All that’s certain at this point is that something potentially very troubling is happening in Arctic waters,  and the possibility that it might have destructive consequences on a local, regional, or continental scale can’t be ruled out. Panic is the least useful response I can think of, so I’ll say this very quietly: if the news from Arctic waters in the months and years to come suggests that things are moving in the wrong direction, and those of my readers who live close to the shores of the northern Atlantic basin happen to have the opportunity to move inland or to higher ground, it might not be unreasonable to do so.

****************
On a different topic, the folks at Scarlet Imprint tell me that they’ve still got a few remaining unsold copies of the handbound deluxe "Black Gold" edition of my book The Blood of the Earth: An Essay on Magic and Peak Oil. I know it’s a chunk of money, but there’s something to be said for a book crafted to standards high enough that it’ll still be readable long after industrial civilization has faded into memory. If that interests you, might be worth considering.

****************
End of the World of the Week #19

Nostradamus, who’s featured in the last two weekly Ends of the World here, has also had a remarkable track record for inspiring false prophecies in others – and I’m not just thinking of the cheap  tabloids that trot out newly manufactured prophecies with his name on them every few months. Many Nostradamus researchers have embarrassed themselves once they moved from trying to force-fit quatrains onto the past, and attempted to use the French prophet’s writings to anticipate the future.

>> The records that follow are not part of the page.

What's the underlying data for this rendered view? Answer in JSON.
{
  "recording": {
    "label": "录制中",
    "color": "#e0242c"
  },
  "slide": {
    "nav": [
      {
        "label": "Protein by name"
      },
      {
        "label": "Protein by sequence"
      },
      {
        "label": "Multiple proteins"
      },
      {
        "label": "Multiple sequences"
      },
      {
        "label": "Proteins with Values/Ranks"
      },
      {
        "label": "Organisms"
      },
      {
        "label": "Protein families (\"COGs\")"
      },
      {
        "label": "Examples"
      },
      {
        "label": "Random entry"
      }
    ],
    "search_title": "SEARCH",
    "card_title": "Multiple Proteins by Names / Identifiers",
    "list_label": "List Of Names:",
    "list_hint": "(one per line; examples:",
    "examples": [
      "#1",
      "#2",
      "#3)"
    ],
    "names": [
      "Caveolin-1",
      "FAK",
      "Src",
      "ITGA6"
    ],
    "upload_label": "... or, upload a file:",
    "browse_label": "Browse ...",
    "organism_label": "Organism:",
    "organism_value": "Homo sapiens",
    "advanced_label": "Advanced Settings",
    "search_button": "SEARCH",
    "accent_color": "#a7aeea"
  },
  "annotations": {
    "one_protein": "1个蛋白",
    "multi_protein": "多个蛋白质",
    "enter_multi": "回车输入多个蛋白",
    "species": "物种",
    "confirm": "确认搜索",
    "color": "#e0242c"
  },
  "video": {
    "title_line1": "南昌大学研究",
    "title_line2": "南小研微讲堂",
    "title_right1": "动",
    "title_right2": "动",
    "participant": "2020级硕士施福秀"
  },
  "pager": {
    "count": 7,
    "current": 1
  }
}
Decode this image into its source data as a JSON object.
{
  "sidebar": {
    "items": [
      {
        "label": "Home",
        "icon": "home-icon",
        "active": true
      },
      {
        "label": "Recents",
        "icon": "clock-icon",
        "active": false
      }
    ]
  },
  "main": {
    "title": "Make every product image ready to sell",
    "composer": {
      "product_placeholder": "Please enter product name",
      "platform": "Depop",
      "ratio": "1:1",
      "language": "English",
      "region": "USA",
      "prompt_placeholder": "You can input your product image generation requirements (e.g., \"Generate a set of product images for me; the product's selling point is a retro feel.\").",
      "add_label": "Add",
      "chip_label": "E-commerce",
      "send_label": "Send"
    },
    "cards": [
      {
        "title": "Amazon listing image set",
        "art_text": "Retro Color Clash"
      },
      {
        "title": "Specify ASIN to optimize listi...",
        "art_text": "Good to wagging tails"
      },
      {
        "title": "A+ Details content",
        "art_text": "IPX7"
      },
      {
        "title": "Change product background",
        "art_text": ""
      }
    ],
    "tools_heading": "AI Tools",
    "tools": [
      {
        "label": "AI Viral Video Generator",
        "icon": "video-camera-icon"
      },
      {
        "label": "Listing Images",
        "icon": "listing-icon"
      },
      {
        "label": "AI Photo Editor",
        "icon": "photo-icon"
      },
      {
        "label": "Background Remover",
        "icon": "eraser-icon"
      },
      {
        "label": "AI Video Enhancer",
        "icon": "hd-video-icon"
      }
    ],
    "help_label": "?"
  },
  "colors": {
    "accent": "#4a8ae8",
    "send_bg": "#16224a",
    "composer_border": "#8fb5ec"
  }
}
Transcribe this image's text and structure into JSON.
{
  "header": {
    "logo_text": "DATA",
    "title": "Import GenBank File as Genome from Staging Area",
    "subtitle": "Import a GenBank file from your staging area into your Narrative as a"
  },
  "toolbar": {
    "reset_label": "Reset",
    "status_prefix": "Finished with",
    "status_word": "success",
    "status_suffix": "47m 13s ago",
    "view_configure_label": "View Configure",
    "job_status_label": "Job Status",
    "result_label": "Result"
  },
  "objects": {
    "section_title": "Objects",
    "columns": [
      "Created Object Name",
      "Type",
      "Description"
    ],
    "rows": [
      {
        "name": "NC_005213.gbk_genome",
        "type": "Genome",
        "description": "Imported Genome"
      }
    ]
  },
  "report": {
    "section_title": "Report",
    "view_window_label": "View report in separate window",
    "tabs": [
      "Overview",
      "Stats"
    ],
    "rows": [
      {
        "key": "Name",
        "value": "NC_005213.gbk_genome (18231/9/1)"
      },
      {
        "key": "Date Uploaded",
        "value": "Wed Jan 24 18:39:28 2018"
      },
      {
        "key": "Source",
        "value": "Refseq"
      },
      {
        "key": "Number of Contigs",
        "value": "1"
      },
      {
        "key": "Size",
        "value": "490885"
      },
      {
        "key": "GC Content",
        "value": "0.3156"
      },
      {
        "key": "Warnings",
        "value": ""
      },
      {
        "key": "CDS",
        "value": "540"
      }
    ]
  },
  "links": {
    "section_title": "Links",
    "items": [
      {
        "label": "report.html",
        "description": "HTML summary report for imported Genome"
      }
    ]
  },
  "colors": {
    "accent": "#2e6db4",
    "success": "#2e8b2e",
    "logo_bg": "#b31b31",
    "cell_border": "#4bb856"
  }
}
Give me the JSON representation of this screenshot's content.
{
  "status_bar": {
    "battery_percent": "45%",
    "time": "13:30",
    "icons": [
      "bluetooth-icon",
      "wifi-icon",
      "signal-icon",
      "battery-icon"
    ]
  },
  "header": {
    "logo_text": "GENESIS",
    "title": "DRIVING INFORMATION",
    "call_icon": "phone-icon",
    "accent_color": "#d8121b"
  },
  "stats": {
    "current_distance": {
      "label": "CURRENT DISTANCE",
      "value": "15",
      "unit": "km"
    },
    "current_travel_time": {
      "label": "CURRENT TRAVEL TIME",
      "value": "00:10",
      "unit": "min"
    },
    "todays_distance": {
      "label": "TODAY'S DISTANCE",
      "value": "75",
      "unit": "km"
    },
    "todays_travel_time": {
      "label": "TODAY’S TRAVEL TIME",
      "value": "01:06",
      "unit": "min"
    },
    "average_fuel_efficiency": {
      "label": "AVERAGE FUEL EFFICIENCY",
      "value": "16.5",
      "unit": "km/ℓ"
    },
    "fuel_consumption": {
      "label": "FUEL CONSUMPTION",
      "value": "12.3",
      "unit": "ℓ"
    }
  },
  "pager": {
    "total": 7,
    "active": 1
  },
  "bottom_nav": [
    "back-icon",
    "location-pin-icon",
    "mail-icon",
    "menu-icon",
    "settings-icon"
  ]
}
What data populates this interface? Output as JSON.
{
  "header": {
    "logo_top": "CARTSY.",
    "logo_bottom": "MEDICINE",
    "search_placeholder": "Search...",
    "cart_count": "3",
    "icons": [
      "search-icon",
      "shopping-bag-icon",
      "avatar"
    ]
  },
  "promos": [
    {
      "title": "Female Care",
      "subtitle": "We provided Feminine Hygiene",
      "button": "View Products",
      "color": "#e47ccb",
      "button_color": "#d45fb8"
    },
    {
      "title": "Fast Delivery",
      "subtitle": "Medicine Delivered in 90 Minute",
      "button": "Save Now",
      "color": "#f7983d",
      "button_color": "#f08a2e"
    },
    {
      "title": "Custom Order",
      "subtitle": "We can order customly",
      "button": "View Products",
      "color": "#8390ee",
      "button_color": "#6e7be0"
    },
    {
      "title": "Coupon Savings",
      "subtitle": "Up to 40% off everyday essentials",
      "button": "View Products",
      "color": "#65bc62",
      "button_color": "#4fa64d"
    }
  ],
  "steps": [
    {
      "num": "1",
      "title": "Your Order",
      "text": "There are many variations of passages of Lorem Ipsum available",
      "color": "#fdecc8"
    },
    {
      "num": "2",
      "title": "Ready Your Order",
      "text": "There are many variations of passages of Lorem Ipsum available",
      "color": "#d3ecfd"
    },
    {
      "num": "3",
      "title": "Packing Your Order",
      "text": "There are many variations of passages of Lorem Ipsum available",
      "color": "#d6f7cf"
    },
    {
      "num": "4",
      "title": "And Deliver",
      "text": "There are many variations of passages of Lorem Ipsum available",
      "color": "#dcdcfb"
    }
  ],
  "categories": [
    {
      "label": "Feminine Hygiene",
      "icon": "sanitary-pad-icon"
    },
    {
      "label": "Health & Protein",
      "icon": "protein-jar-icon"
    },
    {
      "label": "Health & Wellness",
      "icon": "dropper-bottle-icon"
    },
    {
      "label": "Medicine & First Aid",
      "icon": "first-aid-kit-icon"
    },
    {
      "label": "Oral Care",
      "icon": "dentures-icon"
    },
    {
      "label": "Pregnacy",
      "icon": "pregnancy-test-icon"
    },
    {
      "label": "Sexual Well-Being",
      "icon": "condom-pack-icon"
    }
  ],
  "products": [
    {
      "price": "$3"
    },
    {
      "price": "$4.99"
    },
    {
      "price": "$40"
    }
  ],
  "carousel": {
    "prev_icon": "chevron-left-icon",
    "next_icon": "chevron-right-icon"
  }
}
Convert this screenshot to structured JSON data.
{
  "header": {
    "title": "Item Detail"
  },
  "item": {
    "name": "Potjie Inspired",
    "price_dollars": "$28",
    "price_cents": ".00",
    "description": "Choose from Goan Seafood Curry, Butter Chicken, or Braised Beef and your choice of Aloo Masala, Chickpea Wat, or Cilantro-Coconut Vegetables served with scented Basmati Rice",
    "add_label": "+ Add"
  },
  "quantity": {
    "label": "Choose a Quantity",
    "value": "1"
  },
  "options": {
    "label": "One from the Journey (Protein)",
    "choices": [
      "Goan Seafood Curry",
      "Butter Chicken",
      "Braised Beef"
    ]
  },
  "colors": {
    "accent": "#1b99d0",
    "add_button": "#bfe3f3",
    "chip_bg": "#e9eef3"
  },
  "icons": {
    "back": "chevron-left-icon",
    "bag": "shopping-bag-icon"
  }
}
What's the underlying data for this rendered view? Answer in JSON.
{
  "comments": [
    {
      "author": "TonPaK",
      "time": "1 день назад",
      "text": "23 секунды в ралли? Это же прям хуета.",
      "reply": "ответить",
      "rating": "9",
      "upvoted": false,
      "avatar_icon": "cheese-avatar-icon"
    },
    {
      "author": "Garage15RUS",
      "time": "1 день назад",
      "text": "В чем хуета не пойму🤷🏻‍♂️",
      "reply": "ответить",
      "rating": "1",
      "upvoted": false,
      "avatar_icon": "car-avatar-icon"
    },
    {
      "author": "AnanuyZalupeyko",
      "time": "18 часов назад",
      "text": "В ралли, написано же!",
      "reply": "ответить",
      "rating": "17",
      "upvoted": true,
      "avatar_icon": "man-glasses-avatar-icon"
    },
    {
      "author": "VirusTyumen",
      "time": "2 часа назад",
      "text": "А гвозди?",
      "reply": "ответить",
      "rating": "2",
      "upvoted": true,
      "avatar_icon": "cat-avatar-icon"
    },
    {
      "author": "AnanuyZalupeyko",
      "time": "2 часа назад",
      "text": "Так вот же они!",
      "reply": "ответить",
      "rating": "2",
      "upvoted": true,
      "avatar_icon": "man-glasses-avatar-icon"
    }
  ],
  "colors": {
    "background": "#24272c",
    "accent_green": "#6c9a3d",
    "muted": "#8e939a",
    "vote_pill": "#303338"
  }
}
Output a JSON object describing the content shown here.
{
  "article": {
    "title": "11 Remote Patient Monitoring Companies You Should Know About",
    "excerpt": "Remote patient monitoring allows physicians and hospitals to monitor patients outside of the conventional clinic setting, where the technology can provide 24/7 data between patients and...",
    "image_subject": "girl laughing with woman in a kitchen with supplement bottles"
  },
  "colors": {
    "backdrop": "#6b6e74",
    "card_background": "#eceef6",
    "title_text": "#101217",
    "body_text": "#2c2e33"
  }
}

One example is Henry C. Roberts, whose The Complete Prophecies of Nostradamus saw print in 1994. After careful study of the quatrains, Roberts came to believe that Nostradamus had infallibly predicted a dramatic event in the near future: the election of Edward Kennedy as president of the United States. (You’ll find this prediction on pages 210 and 218 of Roberts’ book.)  Any chance Roberts might have had at a reputation for infallibility went away when Kennedy died in 2009, having never gotten closer to the White House than a failed 1980 run for the Democratic nomination.

Oddly enough, a failed Nostradamus prophecy concerning Edward Kennedy also featured in pop musician Al Stewart’s 1973 piece Nostradamus:

In the new lands of America three brothers now shall come to power
Two alone are born to rule but all must die before their hour

It’s not hard to figure out who’s being discussed, but Edward Kennedy died at the age of 77.